宋彩見他透露了自己的目的,忍不住道:“你就不怕他真跑了?到時候咱們還怎麽找他,不白白浪費時間麽。”

江晏卻渾不在意:“他好歹也是半妖族的亞王,要是就這麽被吓跑了,以後還怎麽擡頭見人?何況跑得了和尚跑不了廟。”

倒确實是這麽個道理,要真是直接去了大澤宮恐怕才是浪費時間。宋彩不說話了,托着腮去給蘑菇翻身。

江晏對着鏡子連續換了好幾輪影像,最後手掌虛握,兩儀鏡便化成了小巧一塊,鏡面也變成了普通的金屬面。他遞給宋彩:“收着吧。

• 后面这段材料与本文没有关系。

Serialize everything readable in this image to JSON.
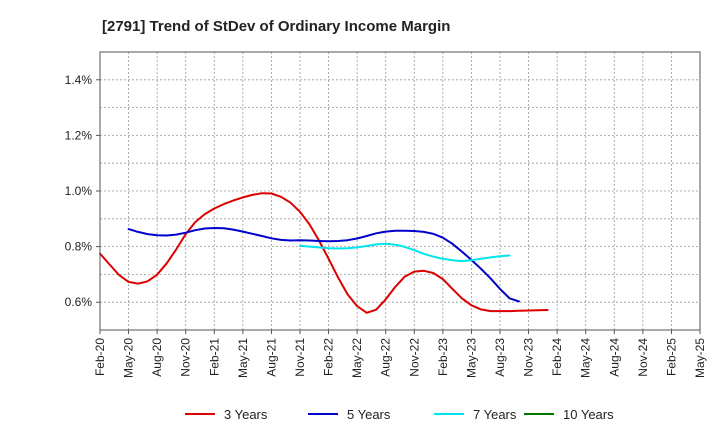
{
  "chart_data": {
    "type": "line",
    "title": "[2791]  Trend of StDev of Ordinary Income Margin",
    "xlabel": "",
    "ylabel": "",
    "ylim": [
      0.5,
      1.5
    ],
    "y_ticks": [
      0.6,
      0.8,
      1.0,
      1.2,
      1.4
    ],
    "y_tick_labels": [
      "0.6%",
      "0.8%",
      "1.0%",
      "1.2%",
      "1.4%"
    ],
    "x_tick_labels": [
      "Feb-20",
      "May-20",
      "Aug-20",
      "Nov-20",
      "Feb-21",
      "May-21",
      "Aug-21",
      "Nov-21",
      "Feb-22",
      "May-22",
      "Aug-22",
      "Nov-22",
      "Feb-23",
      "May-23",
      "Aug-23",
      "Nov-23",
      "Feb-24",
      "May-24",
      "Aug-24",
      "Nov-24",
      "Feb-25",
      "May-25"
    ],
    "grid": true,
    "legend_position": "bottom",
    "series": [
      {
        "name": "3 Years",
        "color": "#dd0000",
        "values": [
          0.775,
          0.736,
          0.698,
          0.673,
          0.667,
          0.675,
          0.699,
          0.74,
          0.79,
          0.845,
          0.888,
          0.917,
          0.937,
          0.953,
          0.966,
          0.977,
          0.986,
          0.992,
          0.991,
          0.979,
          0.958,
          0.925,
          0.88,
          0.822,
          0.756,
          0.689,
          0.628,
          0.586,
          0.562,
          0.573,
          0.61,
          0.655,
          0.692,
          0.71,
          0.713,
          0.705,
          0.683,
          0.648,
          0.614,
          0.589,
          0.574,
          0.568,
          0.568,
          0.568,
          0.569,
          0.57,
          0.571,
          0.572
        ]
      },
      {
        "name": "5 Years",
        "color": "#0000cc",
        "values": [
          null,
          null,
          null,
          0.863,
          0.853,
          0.845,
          0.841,
          0.84,
          0.843,
          0.85,
          0.859,
          0.865,
          0.867,
          0.866,
          0.861,
          0.854,
          0.846,
          0.838,
          0.83,
          0.824,
          0.822,
          0.823,
          0.822,
          0.82,
          0.819,
          0.82,
          0.823,
          0.829,
          0.838,
          0.848,
          0.854,
          0.857,
          0.857,
          0.856,
          0.853,
          0.846,
          0.832,
          0.81,
          0.782,
          0.752,
          0.72,
          0.686,
          0.648,
          0.614,
          0.603
        ]
      },
      {
        "name": "7 Years",
        "color": "#00e5ee",
        "values": [
          null,
          null,
          null,
          null,
          null,
          null,
          null,
          null,
          null,
          null,
          null,
          null,
          null,
          null,
          null,
          null,
          null,
          null,
          null,
          null,
          null,
          0.803,
          0.8,
          0.797,
          0.794,
          0.793,
          0.794,
          0.797,
          0.802,
          0.808,
          0.81,
          0.807,
          0.799,
          0.787,
          0.774,
          0.764,
          0.756,
          0.751,
          0.748,
          0.751,
          0.756,
          0.761,
          0.765,
          0.768
        ]
      },
      {
        "name": "10 Years",
        "color": "#007700",
        "values": []
      }
    ]
  }
}
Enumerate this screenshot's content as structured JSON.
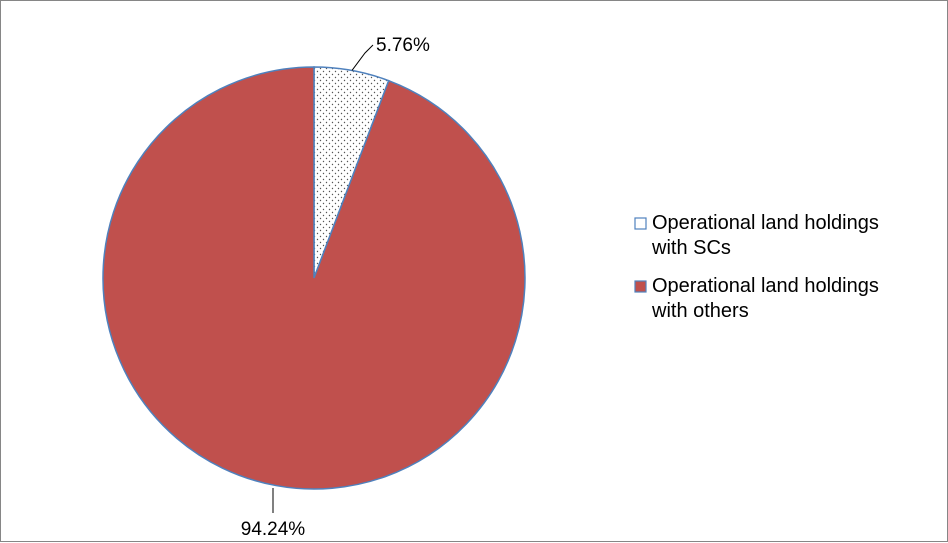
{
  "chart_data": {
    "type": "pie",
    "title": "",
    "start_angle_deg": 0,
    "direction": "clockwise",
    "legend_position": "right",
    "slices": [
      {
        "label_lines": [
          "Operational land holdings",
          "with SCs"
        ],
        "value": 5.76,
        "value_label": "5.76%",
        "fill": "#ffffff",
        "pattern": "dotted",
        "stroke": "#4f81bd"
      },
      {
        "label_lines": [
          "Operational land holdings",
          "with others"
        ],
        "value": 94.24,
        "value_label": "94.24%",
        "fill": "#c0504d",
        "pattern": "solid",
        "stroke": "#4f81bd"
      }
    ],
    "border_color": "#868686"
  }
}
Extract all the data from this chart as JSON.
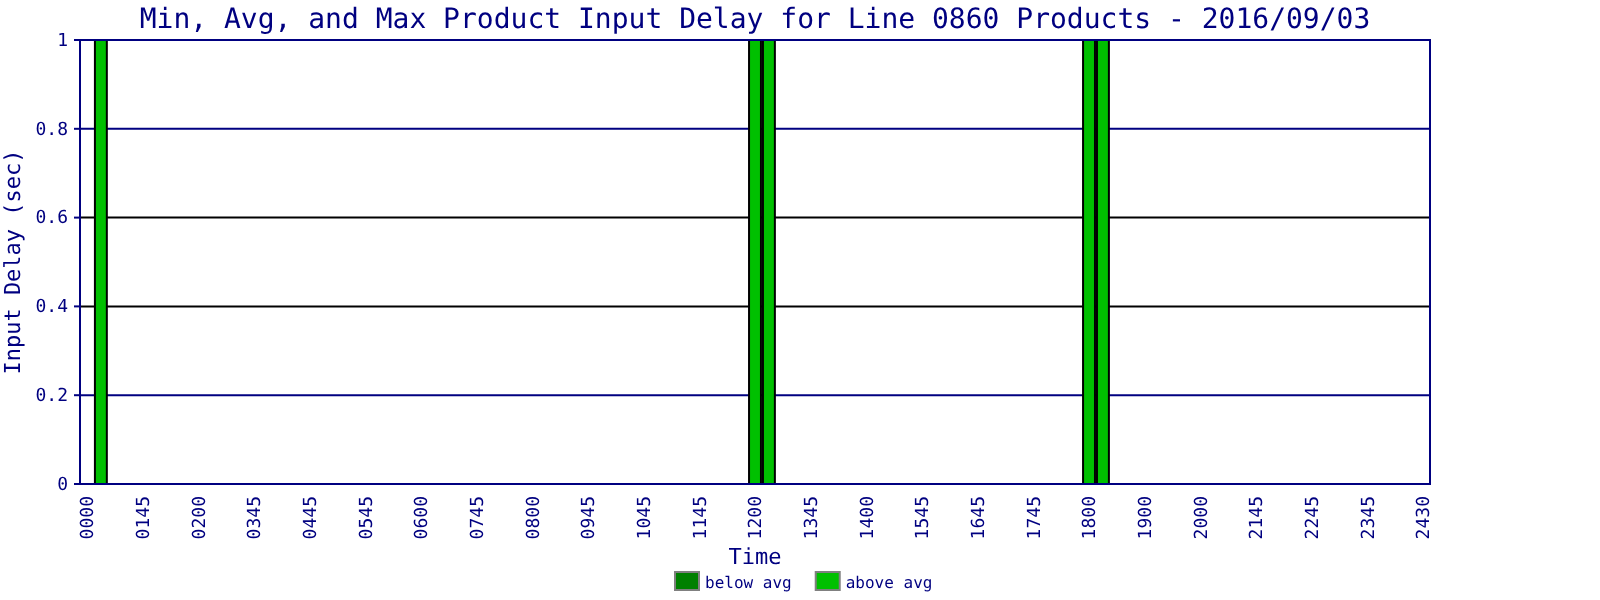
{
  "chart_data": {
    "type": "bar",
    "title": "Min, Avg, and Max Product Input Delay for Line 0860 Products - 2016/09/03",
    "xlabel": "Time",
    "ylabel": "Input Delay (sec)",
    "categories": [
      "0000",
      null,
      null,
      null,
      "0145",
      null,
      null,
      null,
      "0200",
      null,
      null,
      null,
      "0345",
      null,
      null,
      null,
      "0445",
      null,
      null,
      null,
      "0545",
      null,
      null,
      null,
      "0600",
      null,
      null,
      null,
      "0745",
      null,
      null,
      null,
      "0800",
      null,
      null,
      null,
      "0945",
      null,
      null,
      null,
      "1045",
      null,
      null,
      null,
      "1145",
      null,
      null,
      null,
      "1200",
      null,
      null,
      null,
      "1345",
      null,
      null,
      null,
      "1400",
      null,
      null,
      null,
      "1545",
      null,
      null,
      null,
      "1645",
      null,
      null,
      null,
      "1745",
      null,
      null,
      null,
      "1800",
      null,
      null,
      null,
      "1900",
      null,
      null,
      null,
      "2000",
      null,
      null,
      null,
      "2145",
      null,
      null,
      null,
      "2245",
      null,
      null,
      null,
      "2345",
      null,
      null,
      null,
      "2430"
    ],
    "series": [
      {
        "name": "below avg",
        "color": "#008000",
        "values": [
          null,
          null,
          null,
          null,
          null,
          null,
          null,
          null,
          null,
          null,
          null,
          null,
          null,
          null,
          null,
          null,
          null,
          null,
          null,
          null,
          null,
          null,
          null,
          null,
          null,
          null,
          null,
          null,
          null,
          null,
          null,
          null,
          null,
          null,
          null,
          null,
          null,
          null,
          null,
          null,
          null,
          null,
          null,
          null,
          null,
          null,
          null,
          null,
          null,
          null,
          null,
          null,
          null,
          null,
          null,
          null,
          null,
          null,
          null,
          null,
          null,
          null,
          null,
          null,
          null,
          null,
          null,
          null,
          null,
          null,
          null,
          null,
          null,
          null,
          null,
          null,
          null,
          null,
          null,
          null,
          null,
          null,
          null,
          null,
          null,
          null,
          null,
          null,
          null,
          null,
          null,
          null,
          null,
          null,
          null,
          null,
          null
        ]
      },
      {
        "name": "above avg",
        "color": "#00c000",
        "values": [
          null,
          1,
          null,
          null,
          null,
          null,
          null,
          null,
          null,
          null,
          null,
          null,
          null,
          null,
          null,
          null,
          null,
          null,
          null,
          null,
          null,
          null,
          null,
          null,
          null,
          null,
          null,
          null,
          null,
          null,
          null,
          null,
          null,
          null,
          null,
          null,
          null,
          null,
          null,
          null,
          null,
          null,
          null,
          null,
          null,
          null,
          null,
          null,
          1,
          1,
          null,
          null,
          null,
          null,
          null,
          null,
          null,
          null,
          null,
          null,
          null,
          null,
          null,
          null,
          null,
          null,
          null,
          null,
          null,
          null,
          null,
          null,
          1,
          1,
          null,
          null,
          null,
          null,
          null,
          null,
          null,
          null,
          null,
          null,
          null,
          null,
          null,
          null,
          null,
          null,
          null,
          null,
          null,
          null,
          null,
          null,
          null
        ]
      }
    ],
    "ylim": [
      0,
      1
    ],
    "yticks": [
      0,
      0.2,
      0.4,
      0.6,
      0.8,
      1
    ],
    "grid": "y",
    "legend": "bottom"
  }
}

”

宋彩的氣憤消失無蹤,接過兩儀鏡就塞進了袖兜裏,沖江晏露出小白牙。

江晏道:“沒有找到千重心的位置,是繼續等還是先走?”

宋彩想了想,憑江晏的本事都觀察不到千重心的位置,至少七成可能是她真的不在現實世界裏,應該還被困着。便道:“繼續等,不然我不放心。”

一聽這話,江晏的臉色變僵了。

他沒說什麽,只是把宋彩戳起來的一個蘑菇搶了去,吹了吹就扔進了自己嘴裏。吃完一個又吃一個,像是不把每個種類都嘗過來一遍就不甘心似的。

宋彩啞然,見他嚼得毫無心理壓力,問道:“好吃嗎?”

江晏搖頭:“如同嚼蠟。”

宋彩:“那你搶什麽,這是給我自己吃的,你可以吃那個大螞蟻。”

江晏沒理他。雖然大妖是不會中毒的,但嘗毒的能力正常,試出蘑菇無毒之後就把細竹枝扔還給了宋彩。

宋彩接過竹枝,露出笑容,卻聽江晏道:“有件事我一直想問你,你額頭上的那個文字是什麽意思?”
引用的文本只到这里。